DAVID: Of course evolution is inefficient system, and why I question God's choice.[…].

It is you who make evolution inefficient, on the grounds that your God has a messy way of achieving the purpose you impose on him. You refuse to consider the possibility that either your choice of purpose or your choice of method (design and cull) or both might be wrong!

Biochemical controls

DAVID: […] theoretically an omniscient God would use the only system available, and had editing systems in place. Still not perfect, but the ONLY way. [..]

If nothing existed before your omnipotent God created it, whatever became “available” could only be what he wanted to create. Why would an all-knowing God be forced to create something he didn’t want to create???

Walking fish

QUOTE: “…the new things have come by taking a tool kit of preexisting genes and deploying them in new ways.”

dhw: I’m reminded very strongly of Shapiro: “Evolutionary novelty arises from the production of new cell and multicellular structures as a result of cellular self-modifications and cell fusions.” […] ..

DAVID: Shapiro's theory is still all theory. The walking fish fit into a necessary ecosystem.

dhw: The God theory is still all theory, and your theory of divine instructions and dabblings is all theory, and why is the walking fish “necessary” for our existence?

DAVID: Part of a necessary ecosystem.

Necessary for what? Do you think your God designed the walking fish for the one and only purpose of serving us?

Correcting haemophilia B

DAVID: Here is a clear example of humans clearing up an error in God's systems.

dhw: What next? Are you going to compile a list of illnesses which we humans manage to cure, together with a list of those we haven’t managed to cure, and then inform us they all prove how perfect, omnipotent and omniscient your God is? No wonder you tell us no schools of theology think as you do.

DAVID: I stand alone.

I’m surprised you’re still standing after shooting yourself in the foot so many times.
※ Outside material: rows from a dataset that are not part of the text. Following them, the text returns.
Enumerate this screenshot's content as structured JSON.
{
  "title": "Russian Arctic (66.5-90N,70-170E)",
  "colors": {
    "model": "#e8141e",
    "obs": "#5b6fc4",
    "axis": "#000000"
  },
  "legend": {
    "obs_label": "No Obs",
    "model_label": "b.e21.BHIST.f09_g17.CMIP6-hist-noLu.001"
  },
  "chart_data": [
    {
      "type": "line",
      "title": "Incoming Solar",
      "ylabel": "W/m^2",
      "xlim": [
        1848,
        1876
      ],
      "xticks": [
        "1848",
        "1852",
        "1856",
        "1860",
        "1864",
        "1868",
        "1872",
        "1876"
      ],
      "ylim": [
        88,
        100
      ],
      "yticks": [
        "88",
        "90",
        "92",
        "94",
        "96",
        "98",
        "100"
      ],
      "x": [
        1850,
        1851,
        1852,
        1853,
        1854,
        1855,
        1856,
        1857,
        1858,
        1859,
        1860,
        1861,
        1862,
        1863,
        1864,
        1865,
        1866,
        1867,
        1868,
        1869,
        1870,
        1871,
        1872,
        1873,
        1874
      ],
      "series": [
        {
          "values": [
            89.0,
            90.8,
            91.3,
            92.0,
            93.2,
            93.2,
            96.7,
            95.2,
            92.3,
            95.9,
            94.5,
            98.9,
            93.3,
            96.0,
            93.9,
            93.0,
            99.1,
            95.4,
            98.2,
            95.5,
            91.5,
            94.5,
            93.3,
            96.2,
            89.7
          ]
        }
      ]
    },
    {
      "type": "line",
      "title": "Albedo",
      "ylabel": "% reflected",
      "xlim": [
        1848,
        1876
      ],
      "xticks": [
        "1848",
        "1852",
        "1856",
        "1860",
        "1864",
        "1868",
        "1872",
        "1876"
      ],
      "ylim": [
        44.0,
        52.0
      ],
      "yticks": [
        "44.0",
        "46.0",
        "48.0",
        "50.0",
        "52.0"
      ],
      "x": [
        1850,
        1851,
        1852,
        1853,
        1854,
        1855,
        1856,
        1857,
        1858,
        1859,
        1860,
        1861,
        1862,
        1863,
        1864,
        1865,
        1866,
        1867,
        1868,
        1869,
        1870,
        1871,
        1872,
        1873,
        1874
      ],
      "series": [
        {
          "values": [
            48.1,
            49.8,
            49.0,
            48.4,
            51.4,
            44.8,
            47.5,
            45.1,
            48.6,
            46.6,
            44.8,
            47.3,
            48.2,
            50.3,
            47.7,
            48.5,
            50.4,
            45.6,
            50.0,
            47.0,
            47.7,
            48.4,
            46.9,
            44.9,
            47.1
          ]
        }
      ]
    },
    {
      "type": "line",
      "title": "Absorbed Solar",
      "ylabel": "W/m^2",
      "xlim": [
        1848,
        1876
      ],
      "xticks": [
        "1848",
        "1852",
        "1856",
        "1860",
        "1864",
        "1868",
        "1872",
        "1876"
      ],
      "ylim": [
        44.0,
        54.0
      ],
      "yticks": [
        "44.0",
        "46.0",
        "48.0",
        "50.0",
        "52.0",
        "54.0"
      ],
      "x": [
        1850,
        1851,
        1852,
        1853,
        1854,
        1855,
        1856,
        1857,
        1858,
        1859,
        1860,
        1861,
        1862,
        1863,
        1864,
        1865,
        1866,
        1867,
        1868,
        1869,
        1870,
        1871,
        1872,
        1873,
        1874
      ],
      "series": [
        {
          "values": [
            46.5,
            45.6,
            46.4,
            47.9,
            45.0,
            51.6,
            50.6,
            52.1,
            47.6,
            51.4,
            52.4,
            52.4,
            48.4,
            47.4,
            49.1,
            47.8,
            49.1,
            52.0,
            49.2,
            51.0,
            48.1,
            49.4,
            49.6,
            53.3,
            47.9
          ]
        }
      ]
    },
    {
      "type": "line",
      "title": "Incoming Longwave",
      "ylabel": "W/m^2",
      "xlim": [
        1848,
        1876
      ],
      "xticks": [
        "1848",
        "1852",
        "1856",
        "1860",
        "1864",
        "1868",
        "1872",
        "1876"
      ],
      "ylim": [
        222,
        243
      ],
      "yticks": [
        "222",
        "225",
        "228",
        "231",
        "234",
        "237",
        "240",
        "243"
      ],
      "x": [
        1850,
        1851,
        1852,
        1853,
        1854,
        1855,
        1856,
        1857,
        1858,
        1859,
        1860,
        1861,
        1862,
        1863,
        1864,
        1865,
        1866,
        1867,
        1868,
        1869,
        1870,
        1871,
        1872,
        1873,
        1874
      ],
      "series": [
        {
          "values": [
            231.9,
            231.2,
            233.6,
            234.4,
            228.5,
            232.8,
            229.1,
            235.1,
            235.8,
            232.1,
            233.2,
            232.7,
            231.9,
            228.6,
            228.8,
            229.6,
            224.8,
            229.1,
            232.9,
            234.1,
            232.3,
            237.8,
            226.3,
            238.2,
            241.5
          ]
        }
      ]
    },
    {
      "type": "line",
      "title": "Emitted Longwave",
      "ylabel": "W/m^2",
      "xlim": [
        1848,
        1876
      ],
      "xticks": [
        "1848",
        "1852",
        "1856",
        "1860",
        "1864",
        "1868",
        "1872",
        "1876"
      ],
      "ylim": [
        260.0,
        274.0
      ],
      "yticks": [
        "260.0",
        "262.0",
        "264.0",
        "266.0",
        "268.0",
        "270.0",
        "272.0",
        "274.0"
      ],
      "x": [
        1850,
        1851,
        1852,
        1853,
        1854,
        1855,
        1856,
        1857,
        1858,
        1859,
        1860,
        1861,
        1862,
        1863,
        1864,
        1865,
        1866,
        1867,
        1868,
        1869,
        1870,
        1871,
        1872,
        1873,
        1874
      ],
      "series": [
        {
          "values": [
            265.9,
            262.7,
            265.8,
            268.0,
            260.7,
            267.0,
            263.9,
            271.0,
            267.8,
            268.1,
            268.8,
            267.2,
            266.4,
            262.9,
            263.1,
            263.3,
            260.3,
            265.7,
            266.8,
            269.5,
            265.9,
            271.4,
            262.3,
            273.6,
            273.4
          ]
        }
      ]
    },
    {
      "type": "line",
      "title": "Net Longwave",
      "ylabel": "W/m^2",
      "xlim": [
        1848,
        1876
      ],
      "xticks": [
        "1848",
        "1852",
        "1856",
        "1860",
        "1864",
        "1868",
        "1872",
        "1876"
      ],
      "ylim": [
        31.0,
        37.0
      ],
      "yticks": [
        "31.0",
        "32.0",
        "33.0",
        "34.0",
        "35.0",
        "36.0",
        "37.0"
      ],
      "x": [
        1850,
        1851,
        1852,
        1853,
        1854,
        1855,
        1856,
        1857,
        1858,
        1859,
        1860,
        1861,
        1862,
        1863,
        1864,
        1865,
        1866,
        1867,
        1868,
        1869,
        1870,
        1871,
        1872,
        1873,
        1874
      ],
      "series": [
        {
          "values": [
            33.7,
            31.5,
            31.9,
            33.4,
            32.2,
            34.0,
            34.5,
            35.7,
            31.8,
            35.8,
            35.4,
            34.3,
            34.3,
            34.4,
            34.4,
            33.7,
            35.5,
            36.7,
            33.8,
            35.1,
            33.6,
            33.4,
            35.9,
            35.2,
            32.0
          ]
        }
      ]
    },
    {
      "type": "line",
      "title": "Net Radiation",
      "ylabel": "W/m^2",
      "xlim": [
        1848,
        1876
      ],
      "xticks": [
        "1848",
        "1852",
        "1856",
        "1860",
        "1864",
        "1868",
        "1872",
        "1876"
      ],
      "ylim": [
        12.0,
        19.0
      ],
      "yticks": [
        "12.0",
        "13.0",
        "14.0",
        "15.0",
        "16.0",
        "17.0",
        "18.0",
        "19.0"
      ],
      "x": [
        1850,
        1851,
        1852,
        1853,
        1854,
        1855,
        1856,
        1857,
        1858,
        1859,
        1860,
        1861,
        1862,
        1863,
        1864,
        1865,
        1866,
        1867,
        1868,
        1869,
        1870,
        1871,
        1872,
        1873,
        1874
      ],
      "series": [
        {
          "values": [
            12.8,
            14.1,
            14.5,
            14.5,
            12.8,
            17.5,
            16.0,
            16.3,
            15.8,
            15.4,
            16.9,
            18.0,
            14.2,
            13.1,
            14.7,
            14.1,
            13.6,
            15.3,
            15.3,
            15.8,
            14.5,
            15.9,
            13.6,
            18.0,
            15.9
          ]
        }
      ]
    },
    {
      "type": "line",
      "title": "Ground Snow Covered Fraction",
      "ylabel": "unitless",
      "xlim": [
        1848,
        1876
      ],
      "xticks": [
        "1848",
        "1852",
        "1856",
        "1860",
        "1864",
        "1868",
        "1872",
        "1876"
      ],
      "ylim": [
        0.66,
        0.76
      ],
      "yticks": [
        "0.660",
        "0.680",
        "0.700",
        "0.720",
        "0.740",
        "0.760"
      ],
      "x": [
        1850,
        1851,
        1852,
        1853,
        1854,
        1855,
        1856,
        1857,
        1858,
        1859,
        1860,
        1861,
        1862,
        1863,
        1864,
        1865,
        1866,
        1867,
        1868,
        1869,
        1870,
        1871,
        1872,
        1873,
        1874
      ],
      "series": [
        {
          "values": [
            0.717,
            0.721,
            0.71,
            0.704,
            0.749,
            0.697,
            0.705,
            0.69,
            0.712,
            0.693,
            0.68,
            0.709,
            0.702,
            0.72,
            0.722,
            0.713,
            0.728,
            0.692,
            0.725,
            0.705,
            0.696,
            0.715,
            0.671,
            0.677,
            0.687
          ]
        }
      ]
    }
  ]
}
The microbiome in the brain

DAVID: […] another example of bugs wandering into bad places. Which leads into the usual theodicy discussion.

It’s another example of bugs that attack us and bugs that defend us, and all of them are simply fighting for their own survival in their own particular ways. Your theodicean explanation varies wildly from blaming God for creating them, prevention of boredom, being forced to use the only system available to him, inability to rectify the mistakes in the system he created (but faith in humans to do what he, despite his omniscience, can’t do), and being so perfect that we should forget about the imperfections.